Antes de la última ronda de votaciones en el cónclave, y cuando la elección de Bergoglio aparecía como inminente, Hummes le recordó: «No te olvides de los pobres».
Transformación en Roma
En Argentina, Bergoglio no habría sido señalado como un «progresista», aunque no se podría negar su sensibilidad por los temas sociales y su compromiso con los pobres. Tampoco tuvo elocuentes enfrentamientos con el poder económico o corporativo, aunque sí entredichos con la dirigencia política gobernante. Pero también es cierto que la designación como Papa lo transformó. La primera señal fue la elección de su nombre: Francisco, recordando a Francisco de Asís, un santo que en el catolicismo es paradigma de entrega a quienes sufren y nada tienen. El primer viaje de Bergoglio como pontífice fue a Lampedusa, el 8 de julio de 2013, para encontrarse allí con los «descartados», inmigrantes ilegales que intentan ingresar a Europa y denunciar allí la «globalización de la indiferencia».
Estos primeros pasos marcaron el rumbo. Sin abandonar su lugar de líder religioso, Francisco eligió ser vocero de los pobres y descartados, y de alguna manera lo certifican sus discursos en todo el mundo.

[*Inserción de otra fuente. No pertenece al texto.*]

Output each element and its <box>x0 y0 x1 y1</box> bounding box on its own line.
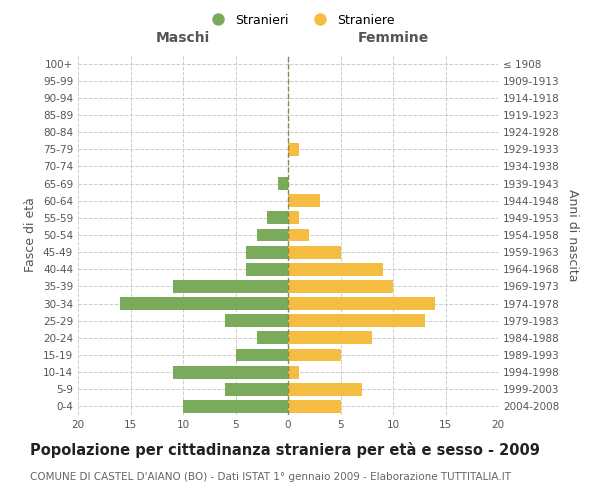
Bar <box>288 143 299 156</box>
Bar <box>288 246 341 258</box>
Bar <box>225 383 288 396</box>
Bar <box>246 263 288 276</box>
Text: Maschi: Maschi <box>156 30 210 44</box>
Bar <box>288 348 341 362</box>
Y-axis label: Fasce di età: Fasce di età <box>25 198 37 272</box>
Text: Popolazione per cittadinanza straniera per età e sesso - 2009: Popolazione per cittadinanza straniera p… <box>30 442 540 458</box>
Bar <box>288 332 372 344</box>
Bar <box>173 280 288 293</box>
Bar <box>288 194 320 207</box>
Text: Femmine: Femmine <box>358 30 428 44</box>
Bar <box>277 177 288 190</box>
Bar <box>288 212 299 224</box>
Bar <box>225 314 288 327</box>
Bar <box>288 383 361 396</box>
Bar <box>288 314 425 327</box>
Bar <box>120 297 288 310</box>
Bar <box>288 297 435 310</box>
Bar <box>288 400 341 413</box>
Y-axis label: Anni di nascita: Anni di nascita <box>566 188 579 281</box>
Text: COMUNE DI CASTEL D'AIANO (BO) - Dati ISTAT 1° gennaio 2009 - Elaborazione TUTTIT: COMUNE DI CASTEL D'AIANO (BO) - Dati IST… <box>30 472 511 482</box>
Bar <box>183 400 288 413</box>
Bar <box>288 263 383 276</box>
Bar <box>267 212 288 224</box>
Bar <box>257 228 288 241</box>
Bar <box>257 332 288 344</box>
Bar <box>288 280 393 293</box>
Bar <box>288 228 309 241</box>
Bar <box>173 366 288 378</box>
Bar <box>246 246 288 258</box>
Bar <box>288 366 299 378</box>
Bar <box>235 348 288 362</box>
Legend: Stranieri, Straniere: Stranieri, Straniere <box>200 8 400 32</box>
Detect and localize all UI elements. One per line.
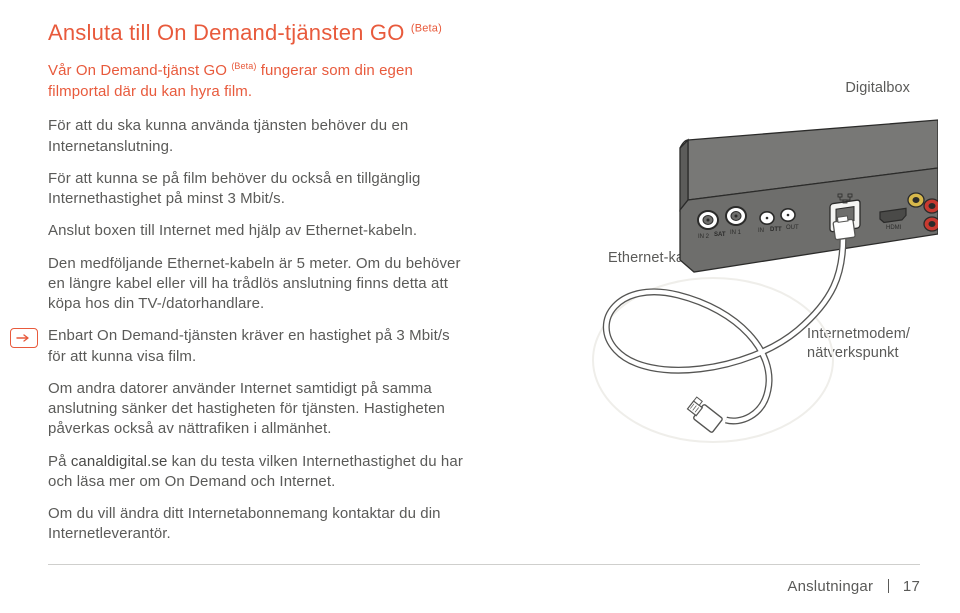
- svg-text:IN 2: IN 2: [698, 234, 710, 240]
- paragraph-2: För att kunna se på film behöver du ocks…: [48, 169, 468, 210]
- intro-l1-beta: (Beta): [231, 61, 256, 71]
- intro-text: Vår On Demand-tjänst GO (Beta) fungerar …: [48, 60, 468, 102]
- page-footer: Anslutningar 17: [787, 578, 920, 595]
- tip-paragraph-2: Om andra datorer använder Internet samti…: [48, 379, 468, 440]
- tip-block: Enbart On Demand-tjänsten kräver en hast…: [10, 326, 468, 544]
- footer-divider: [888, 579, 889, 593]
- tip-paragraph-4: Om du vill ändra ditt Internetabonnemang…: [48, 504, 468, 545]
- svg-text:HDMI: HDMI: [886, 225, 902, 231]
- digitalbox-shape: [680, 120, 938, 272]
- intro-l1-prefix: Vår On Demand-tjänst GO: [48, 62, 231, 79]
- intro-l1-suffix: fungerar som din egen: [256, 62, 412, 79]
- title-prefix: Ansluta till On Demand-tjänsten GO: [48, 20, 411, 45]
- paragraph-3: Anslut boxen till Internet med hjälp av …: [48, 221, 468, 241]
- footer-section: Anslutningar: [787, 578, 873, 595]
- svg-text:IN: IN: [758, 228, 764, 234]
- tip-paragraph-3: På canaldigital.se kan du testa vilken I…: [48, 452, 468, 493]
- tip3-link: canaldigital.se: [71, 453, 168, 470]
- footer-rule: [48, 564, 920, 565]
- diagram-svg: IN 2 SAT IN 1 IN DTT OUT: [498, 20, 938, 480]
- svg-text:IN 1: IN 1: [730, 230, 742, 236]
- tip-arrow-icon: [10, 328, 38, 348]
- svg-text:SAT: SAT: [714, 232, 726, 238]
- tip-paragraph-1: Enbart On Demand-tjänsten kräver en hast…: [48, 326, 468, 367]
- paragraph-1: För att du ska kunna använda tjänsten be…: [48, 116, 468, 157]
- svg-text:DTT: DTT: [770, 227, 782, 233]
- title-beta: (Beta): [411, 23, 442, 35]
- svg-text:OUT: OUT: [786, 225, 799, 231]
- tip3-prefix: På: [48, 453, 71, 470]
- intro-l2: filmportal där du kan hyra film.: [48, 83, 252, 100]
- footer-page: 17: [903, 578, 920, 595]
- connection-diagram: Digitalbox Ethernet-kabel Internetmodem/…: [498, 20, 920, 557]
- paragraph-4: Den medföljande Ethernet-kabeln är 5 met…: [48, 254, 468, 315]
- page-title: Ansluta till On Demand-tjänsten GO (Beta…: [48, 20, 468, 46]
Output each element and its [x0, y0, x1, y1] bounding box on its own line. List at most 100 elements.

También ante la asamblea de Naciones Unidas (25 de septiembre de 2015), donde criticó al sistema financiero internacional, la «pobreza extrema» de quienes viven «privados de cualquier derecho» y advirtió sobre la crisis del medio ambiente.

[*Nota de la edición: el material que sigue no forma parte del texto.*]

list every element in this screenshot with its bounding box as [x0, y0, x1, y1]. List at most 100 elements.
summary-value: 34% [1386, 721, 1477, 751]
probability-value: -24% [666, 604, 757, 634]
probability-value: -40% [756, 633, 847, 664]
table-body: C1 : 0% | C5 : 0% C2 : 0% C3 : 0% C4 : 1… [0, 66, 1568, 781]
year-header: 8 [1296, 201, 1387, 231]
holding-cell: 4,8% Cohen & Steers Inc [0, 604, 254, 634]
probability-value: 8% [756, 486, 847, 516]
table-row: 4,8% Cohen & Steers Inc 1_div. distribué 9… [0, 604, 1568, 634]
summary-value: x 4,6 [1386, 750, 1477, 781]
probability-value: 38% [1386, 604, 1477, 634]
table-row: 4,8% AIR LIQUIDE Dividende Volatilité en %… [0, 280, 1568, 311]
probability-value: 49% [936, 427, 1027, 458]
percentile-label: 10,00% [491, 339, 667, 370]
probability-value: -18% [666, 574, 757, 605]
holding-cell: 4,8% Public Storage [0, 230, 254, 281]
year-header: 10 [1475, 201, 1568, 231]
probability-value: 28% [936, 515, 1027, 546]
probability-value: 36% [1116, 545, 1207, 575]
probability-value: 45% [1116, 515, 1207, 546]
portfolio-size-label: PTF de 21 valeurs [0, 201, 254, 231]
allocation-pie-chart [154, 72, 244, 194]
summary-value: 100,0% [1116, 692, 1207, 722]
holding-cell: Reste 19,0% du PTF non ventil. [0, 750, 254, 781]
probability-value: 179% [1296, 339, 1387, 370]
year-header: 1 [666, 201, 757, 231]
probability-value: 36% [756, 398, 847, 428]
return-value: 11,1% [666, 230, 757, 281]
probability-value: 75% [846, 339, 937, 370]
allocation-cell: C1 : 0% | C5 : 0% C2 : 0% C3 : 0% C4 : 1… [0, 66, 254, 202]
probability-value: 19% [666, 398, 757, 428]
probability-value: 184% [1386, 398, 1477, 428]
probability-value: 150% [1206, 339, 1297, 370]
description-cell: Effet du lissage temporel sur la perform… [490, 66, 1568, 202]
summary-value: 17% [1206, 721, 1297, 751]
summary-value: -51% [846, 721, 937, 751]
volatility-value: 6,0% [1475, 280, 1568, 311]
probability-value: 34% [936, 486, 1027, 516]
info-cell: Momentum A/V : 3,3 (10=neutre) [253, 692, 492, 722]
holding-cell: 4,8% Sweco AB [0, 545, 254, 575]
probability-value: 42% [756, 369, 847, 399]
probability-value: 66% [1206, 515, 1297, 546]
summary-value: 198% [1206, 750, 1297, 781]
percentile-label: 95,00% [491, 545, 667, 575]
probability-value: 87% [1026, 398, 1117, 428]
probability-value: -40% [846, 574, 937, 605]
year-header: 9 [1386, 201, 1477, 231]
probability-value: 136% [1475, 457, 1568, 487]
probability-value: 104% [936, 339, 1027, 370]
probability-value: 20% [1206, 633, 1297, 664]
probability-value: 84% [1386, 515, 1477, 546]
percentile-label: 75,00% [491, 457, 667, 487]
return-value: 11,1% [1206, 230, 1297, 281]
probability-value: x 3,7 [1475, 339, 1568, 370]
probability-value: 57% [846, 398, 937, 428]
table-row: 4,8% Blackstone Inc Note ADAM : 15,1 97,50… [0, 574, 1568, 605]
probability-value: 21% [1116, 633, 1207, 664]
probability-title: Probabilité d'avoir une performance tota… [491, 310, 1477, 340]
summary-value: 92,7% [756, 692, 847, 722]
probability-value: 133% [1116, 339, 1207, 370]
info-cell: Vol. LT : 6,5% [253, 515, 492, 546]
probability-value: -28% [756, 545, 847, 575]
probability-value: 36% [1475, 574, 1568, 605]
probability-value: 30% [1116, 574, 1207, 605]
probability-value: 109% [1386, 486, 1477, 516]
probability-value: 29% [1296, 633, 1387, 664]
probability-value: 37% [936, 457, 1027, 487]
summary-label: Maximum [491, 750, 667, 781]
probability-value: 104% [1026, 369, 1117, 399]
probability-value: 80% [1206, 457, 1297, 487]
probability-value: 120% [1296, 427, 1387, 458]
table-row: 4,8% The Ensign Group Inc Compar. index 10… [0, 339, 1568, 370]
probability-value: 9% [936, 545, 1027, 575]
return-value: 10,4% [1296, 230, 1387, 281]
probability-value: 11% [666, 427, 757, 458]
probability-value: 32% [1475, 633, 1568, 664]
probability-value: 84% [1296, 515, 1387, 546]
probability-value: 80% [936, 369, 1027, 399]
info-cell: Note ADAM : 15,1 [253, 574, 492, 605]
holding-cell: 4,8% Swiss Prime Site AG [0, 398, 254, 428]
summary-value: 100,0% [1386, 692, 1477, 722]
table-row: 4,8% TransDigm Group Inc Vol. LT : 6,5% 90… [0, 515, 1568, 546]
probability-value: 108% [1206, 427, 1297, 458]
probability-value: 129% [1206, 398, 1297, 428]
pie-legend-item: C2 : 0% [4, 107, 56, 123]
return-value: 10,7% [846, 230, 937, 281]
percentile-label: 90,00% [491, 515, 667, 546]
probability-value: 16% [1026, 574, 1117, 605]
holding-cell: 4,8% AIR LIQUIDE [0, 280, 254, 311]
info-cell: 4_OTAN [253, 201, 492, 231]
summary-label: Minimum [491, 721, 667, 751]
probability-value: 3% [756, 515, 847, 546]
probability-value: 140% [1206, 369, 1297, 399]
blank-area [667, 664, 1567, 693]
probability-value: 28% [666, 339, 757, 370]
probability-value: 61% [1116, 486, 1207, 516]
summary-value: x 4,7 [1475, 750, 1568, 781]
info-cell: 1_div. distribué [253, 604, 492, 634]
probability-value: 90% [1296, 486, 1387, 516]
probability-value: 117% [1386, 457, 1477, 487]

Dos encíclicas, Laudato sí, sobre el «cuidado de la casa común» y el medio ambiente (2015) y Fratelli tutti (2020) sobre la «fraternidad y la amistad social», sirvieron para fijar las bases doctrinarias del discurso papal.
Pero también la alianza que Francisco trazó con los movimientos sociales a cuyos representantes invitó a Roma en varias ocasiones y a cuyo encuentro acudió en Cochabamba (Bolivia) el 9 de julio de 2015. Expresando también su apoyo a propuestas como la reducción de la jornada de trabajo y el salario básico universal. A ello hay que sumar la constante denuncia de las injusticias y la –en muchos casos silenciosa– labor diplomática en favor de la paz en el mundo que convirtieron a Bergoglio en un referente indiscutible de la política internacional desde su lugar de líder ecuménico.
Francisco ha sido criticado en general por las derechas y los sectores conservadores que se sienten defraudados porque desde antaño consideraron al catolicismo como uno de sus principales aliados. Les molesta el discurso y la actitud del Papa «llegado desde el fin del mundo». Pero hacia adentro de la propia iglesia también resisten quienes desconfían de la apertura de Bergoglio hacia la Teología de la liberación –aunque no la promueva–, sus posiciones de respeto frente a las elecciones sexuales, la mayor incorporación de las mujeres en la vida institucional de la iglesia y la limpieza que produjo en los manejos financieros del Vaticano, entre otros muchos temas. Le reclaman que, pese a su «espíritu misionero», no ha logrado revertir la tendencia a la baja de la feligresía católica en el mundo. También están quienes desde otro lugar le reprochan la «tibieza» para resolver y condenar los abusos sexuales de los ministros eclesiásticos y la «lentitud» en generar transformaciones en la conducción de la iglesia. En torno a esto se han organizado varias campañas intentando incluso hacerlo renunciar. No parece ser el camino elegido por Bergoglio. Diez años después de asumir el Papa impulsa una instancia de tipo «asambleario» en un organismo jerárquico como es la Iglesia católica. Proceso que él mismo ha designado como «el camino sinodal» y que apunta a generar nuevas transformaciones en el ser y el quehacer de la institución católica. Mientras tanto y para disgusto de sus críticos, afirma: «no se me ha pasado por la cabeza renunciar», como le confió recientemente a los jesuitas de la República Democrática del Congo y Sudán del Sur.